OBSERVAR OS SONS DA LUA E DA ÁGUA. E OS QUE VÊM DE DENTRO

Sónia Carvalho

2024 30 '

Lavar qualquer coisa é um ritual de purificação intemporal. É também um símbolo para a limpeza e purificação do comportamento da psique, bem como, dos ciclos de renovação da vida-morte-vida. Em Observar os sons da lua e da água. E os que vêm de dentro, os gestos performativos de um corpo de mulher que lava e esfrega, orientados pelo arquétipo de Héstia, que personifica a “guardiã da casa”, são aqui subvertidos: em gestos frenéticos e pujantes executados ora com fricções de um corpo que varre o chão, ora, com as roupas que lavam as costas, o vestido que devolve o brilho da lua, a manga de um casaco que esfrega as coxas e a púbis, e, o cabelo que afaga as mãos.
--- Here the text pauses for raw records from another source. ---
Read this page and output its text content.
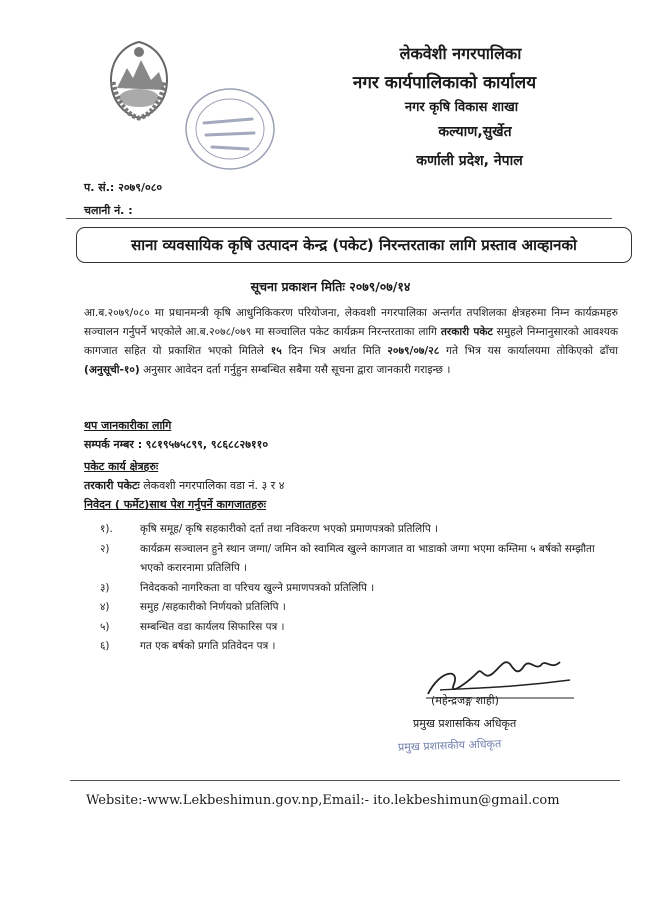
लेकवेशी नगरपालिका
नगर कार्यपालिकाको कार्यालय
नगर कृषि विकास शाखा
कल्याण,सुर्खेत
कर्णाली प्रदेश, नेपाल
प. सं.: २०७९/०८०
चलानी नं. :
साना व्यवसायिक कृषि उत्पादन केन्द्र (पकेट) निरन्तरताका लागि प्रस्ताव आव्हानको
सूचना प्रकाशन मितिः २०७९/०७/१४
आ.ब.२०७९/०८० मा प्रधानमन्त्री कृषि आधुनिकिकरण परियोजना, लेकवशी नगरपालिका अन्तर्गत तपशिलका क्षेत्रहरुमा निम्न कार्यक्रमहरु सञ्चालन गर्नुपर्ने भएकोले आ.ब.२०७८/०७९ मा सञ्चालित पकेट कार्यक्रम निरन्तरताका लागि तरकारी पकेट समुहले निम्नानुसारको आवश्यक कागजात सहित यो प्रकाशित भएको मितिले १५ दिन भित्र अर्थात मिति २०७९/०७/२८ गते भित्र यस कार्यालयमा तोकिएको ढाँचा (अनुसूची-१०) अनुसार आवेदन दर्ता गर्नुहुन सम्बन्धित सबैमा यसै सूचना द्वारा जानकारी गराइन्छ ।
थप जानकारीका लागि
सम्पर्क नम्बर : ९८१९५७५८९९, ९८६८८२७११०
पकेट कार्य क्षेत्रहरुः
तरकारी पकेटः लेकवशी नगरपालिका वडा नं. ३ र ४
निवेदन ( फर्मेट)साथ पेश गर्नुपर्ने कागजातहरुः
१).	कृषि समूह/ कृषि सहकारीको दर्ता तथा नविकरण भएको प्रमाणपत्रको प्रतिलिपि ।
२)	कार्यक्रम सञ्चालन हुने स्थान जग्गा/ जमिन को स्वामित्व खुल्ने कागजात वा भाडाको जग्गा भएमा कम्तिमा ५ बर्षको सम्झौता भएको करारनामा प्रतिलिपि ।
३)	निवेदकको नागरिकता वा परिचय खुल्ने प्रमाणपत्रको प्रतिलिपि ।
४)	समुह /सहकारीको निर्णयको प्रतिलिपि ।
५)	सम्बन्धित वडा कार्यलय सिफारिस पत्र ।
६)	गत एक बर्षको प्रगति प्रतिवेदन पत्र ।
(महेन्द्रजङ्ग शाही)
प्रमुख प्रशासकिय अधिकृत
प्रमुख प्रशासकीय अधिकृत
Website:-www.Lekbeshimun.gov.np,Email:- ito.lekbeshimun@gmail.com
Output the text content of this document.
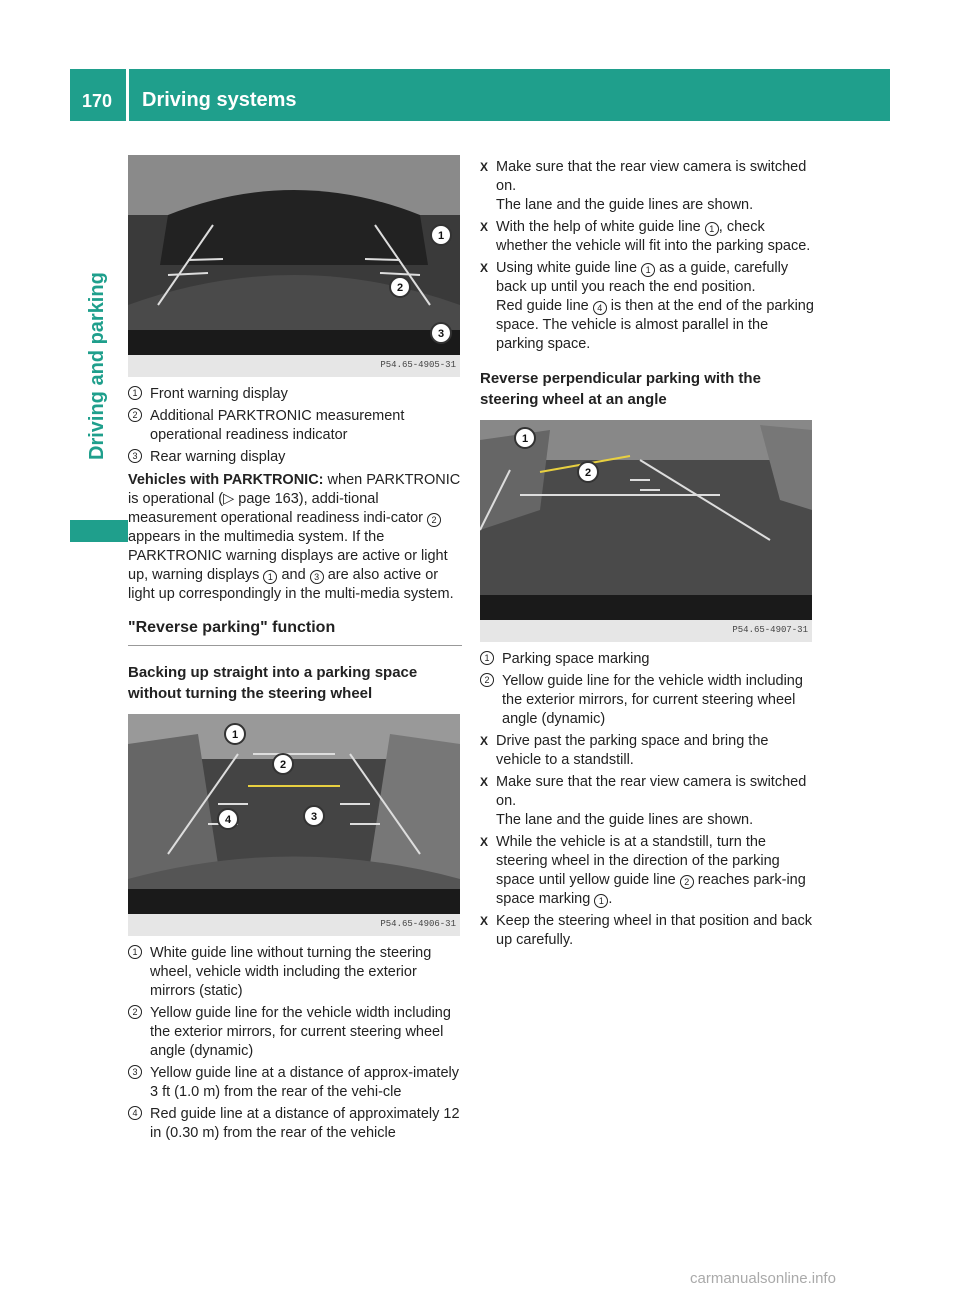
170 Driving systems
Driving and parking
1
2
3
P54.65-4905-31
1 Front warning display
2 Additional PARKTRONIC measurement operational readiness indicator
3 Rear warning display

Vehicles with PARKTRONIC: when PARKTRONIC is operational (▷ page 163), addi-tional measurement operational readiness indi-cator 2 appears in the multimedia system. If the PARKTRONIC warning displays are active or light up, warning displays 1 and 3 are also active or light up correspondingly in the multi-media system.

"Reverse parking" function
Backing up straight into a parking space without turning the steering wheel
1
2
3
4
P54.65-4906-31
1 White guide line without turning the steering wheel, vehicle width including the exterior mirrors (static)
2 Yellow guide line for the vehicle width including the exterior mirrors, for current steering wheel angle (dynamic)
3 Yellow guide line at a distance of approx-imately 3 ft (1.0 m) from the rear of the vehi-cle
4 Red guide line at a distance of approximately 12 in (0.30 m) from the rear of the vehicle
X Make sure that the rear view camera is switched on.
The lane and the guide lines are shown.
X With the help of white guide line 1 , check whether the vehicle will fit into the parking space.
X Using white guide line 1 as a guide, carefully back up until you reach the end position.
Red guide line 4 is then at the end of the parking space. The vehicle is almost parallel in the parking space.
Reverse perpendicular parking with the steering wheel at an angle
1
2
P54.65-4907-31
1 Parking space marking
2 Yellow guide line for the vehicle width including the exterior mirrors, for current steering wheel angle (dynamic)
X Drive past the parking space and bring the vehicle to a standstill.
X Make sure that the rear view camera is switched on.
The lane and the guide lines are shown.
X While the vehicle is at a standstill, turn the steering wheel in the direction of the parking space until yellow guide line 2 reaches park-ing space marking 1 .
X Keep the steering wheel in that position and back up carefully.
carmanualsonline.info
Os sons produzidos e amplificados, assemelham-se ao uivar de um lobo, ao ranger dos dentes, ao chiar de uma porta, a par do rufar do adufe e da voz da cantadeira, conduzem uma jornada ritualista — a um mundo abaixo das árvores. “Porque, no território da Baba Yaga há coisas a voar à noite, e que despertam de novo ao raiar da aurora, todas elas intimadas ou convidadas pela natureza instintiva selvagem. Há os ossos dos mortos que ainda falam, e há ventos, destinos e sóis, lua e céu, todos a viverem dentro do seu enorme baú.” Estés, Clarissa Pinkola, “Mulheres que correm com os Lobos: Mitos e Histórias do Arquétipo da Mulher Selvagem”, Editora Marcador, Barcarena, 2016, p. 120.

biografia

Sónia Carvalho (1978, PT). Artista plástica, professora, investigadora [ID+ (UA/DeCA) e CIEBA]. Doutora em Belas-Artes, especialidade de Pintura, pela Faculdade de Belas-Artes da Universidade de Lisboa, com bolsa de investigação pela Fundação para a Ciência e Tecnologia. Mestre em Desenho e Técnicas de Impressão pela Faculdade de Belas Artes da Universidade do Porto. Licenciada em Artes Plásticas pela Escola Superior de Artes e Design das Caldas da Rainha do Instituto Politécnico de Leiria. Sónia Carvalho desenvolve uma prática transdisciplinar, da performance ao vídeo, da meditação à pintura, centrada na pesquisa da represent(ação) do corpo e do rito e no estudo dos símbolos e arquétipos do universo espiritual feminino, no contexto da arte e cultura contemporâneas (nomeadamente, na interação entre arte e tecnologia – para a criação da imagem e imagens em movimento). Artista representada pela galeria de arte contemporânea Zet Gallery, UmbigoLab magazine e ANAMNESE. Artista galardoada, destacando-se com o prémio de aquisição da XXII Bienal de Arte de Cerveira, 2022. Expõe o seu trabalho desde 2002, com obra plástica em várias coleções portuguesas, incluindo a Fundação PLMJ e a Fundação Bienal de Cerveira.